First vaccine factory ready for flu pandemic 02/10/2007 00:00
2 October 2007
Marburg, Germany (dpa) - A new type of factory that speeds up production of influenza vaccine was completed Tuesday in Germany as the world prepares to cope with a pandemic that might kill hundreds of millions of people.
The cell-culture-derived vaccine from the plant, built by Switzerland's Novartis AG at Marburg, Germany, is manufactured without using eggs, the usual medium for mass-producing flu vaccine.
Instead, cells that derive from a long-dead and nameless dog will be used. US scientists isolated the cells about 50 years ago from the kidney of a cocker spaniel and have been been reproducing them ever since. They are ideal as a host for influenza viruses.
The killed virus is injected to immunise people against the currently prevalent strains of influenza.
The new technology offers an alternative to propagating the virus in millions of eggs from domestic fowls.
Chancellor Angela Merkel, a former research physicist, headed up the VIP guest list for the inauguration of the 60-million-euro plant in Novartis Behring's existing vaccines complex.
The new product, Optaflu, won European Union regulatory approval in June.
Novartis is also building a cell-culture-derived influenza vaccines plant in Holly Springs, North Carolina.
Switching on a small green light was symbolic for the launch of a complex manufacturing process and the training of 150 new staff.
During the inauguration, the VIPs were allowed into the clean room in regular clothes. Later, the four-storey building will be closed to anyone who is not wearing special hygienic clothing.
The manufacturing process begins in the top storey where the cell culture from the cocker spaniel is propagated in three fermenters.
One storey below, the cells are infected with the flu virus, then descend a level for the virus to be inactivated. On the lowest level, the product is refined.
Starting from one millilitre of nutrient, the substances are passed through vats, pipes, centrifuges and instruments, growing in volume to thousands of litres and emerging 30 days later as 10 litres of pure antigen.
This contains virus components that prompt an immune reaction in humans without causing actual influenza symptoms.
Markus Leyck Dieken, chief executive of Novartis Behring, compared the various strains of live virus to demanding guests in a hotel. Flu jabs must be altered every year to match the world's mutating viruses.
"Every year we get new guests in the hotel," he said. "One demands an extra blanket, another requires fresh air in the room and a third only wants to eat organic." Making each flu virus comfortable to its own taste is the key to cultivating it.
"The virus does not grow any faster in cell culture than in chicken eggs," said Leyck Dieken, "but the growing medium is there whenever you need it, so the start-up time is shorter."

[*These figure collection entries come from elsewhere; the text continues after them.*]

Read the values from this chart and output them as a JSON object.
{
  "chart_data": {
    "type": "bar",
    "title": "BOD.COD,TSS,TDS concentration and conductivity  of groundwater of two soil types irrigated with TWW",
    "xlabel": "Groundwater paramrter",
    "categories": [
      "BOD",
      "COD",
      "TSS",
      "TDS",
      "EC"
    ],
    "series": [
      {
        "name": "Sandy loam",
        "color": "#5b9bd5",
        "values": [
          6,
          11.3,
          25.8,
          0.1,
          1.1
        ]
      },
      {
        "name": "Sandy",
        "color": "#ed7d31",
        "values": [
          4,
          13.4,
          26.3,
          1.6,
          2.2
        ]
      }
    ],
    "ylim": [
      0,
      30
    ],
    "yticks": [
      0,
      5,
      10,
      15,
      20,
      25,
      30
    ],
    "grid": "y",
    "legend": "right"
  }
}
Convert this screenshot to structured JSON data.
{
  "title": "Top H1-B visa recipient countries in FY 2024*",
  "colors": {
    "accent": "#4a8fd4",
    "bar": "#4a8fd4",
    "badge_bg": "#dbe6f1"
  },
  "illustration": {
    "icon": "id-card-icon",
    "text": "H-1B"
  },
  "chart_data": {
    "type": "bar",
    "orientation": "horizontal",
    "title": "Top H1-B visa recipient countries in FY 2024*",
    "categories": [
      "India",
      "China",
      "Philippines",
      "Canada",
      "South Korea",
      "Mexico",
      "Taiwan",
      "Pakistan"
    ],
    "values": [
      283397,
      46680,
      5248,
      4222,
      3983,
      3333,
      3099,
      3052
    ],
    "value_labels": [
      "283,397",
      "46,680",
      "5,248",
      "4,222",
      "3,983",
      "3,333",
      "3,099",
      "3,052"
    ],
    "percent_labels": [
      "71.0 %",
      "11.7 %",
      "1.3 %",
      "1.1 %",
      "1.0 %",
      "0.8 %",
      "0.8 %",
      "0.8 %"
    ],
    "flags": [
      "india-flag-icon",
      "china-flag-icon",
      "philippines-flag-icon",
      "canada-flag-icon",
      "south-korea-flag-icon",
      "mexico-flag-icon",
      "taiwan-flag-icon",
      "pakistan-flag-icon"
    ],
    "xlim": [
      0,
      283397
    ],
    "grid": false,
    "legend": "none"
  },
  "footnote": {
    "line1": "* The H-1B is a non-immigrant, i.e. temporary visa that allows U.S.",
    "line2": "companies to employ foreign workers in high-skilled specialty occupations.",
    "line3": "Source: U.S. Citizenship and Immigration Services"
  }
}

The new process could be crucial if a pandemic breaks out, said Susanne Stoecker, spokeswoman for the Paul Ehrlich Institute, the German government agency that approves new vaccines.
"If H5N1 bird flu virus mutated into a form that was infectious among humans, we would have a huge problem if the virus had previously wiped out all our poultry, since the eggs we need would be in short supply," she said.
Novartis Behring says its Optaflu process has other benefits as well.
"A closed reactor system is less at risk of contamination than a biological product like an egg," explained Leyck Dieken. "Every egg has to be handled by a worker, and the eggs all have holes in them."
Novartis says the vaccine strain in mammalian cells may also better match the original "wild" virus than in egg cells.
No date has been set for the first batch of cell-derived vaccine to be completed. The company has yet to receive regulatory approval for a current-season version of Optaflu, but Novartis hopes to ship doses before the year is out.
By 2009 it aims to boost its flu vaccine production for Europe at Marburg from 8 million seasonal doses currently to 40 million annually. The US Optaflu plant would have annual production capacity of up to 50 million doses, earlier Novartis announcements have said.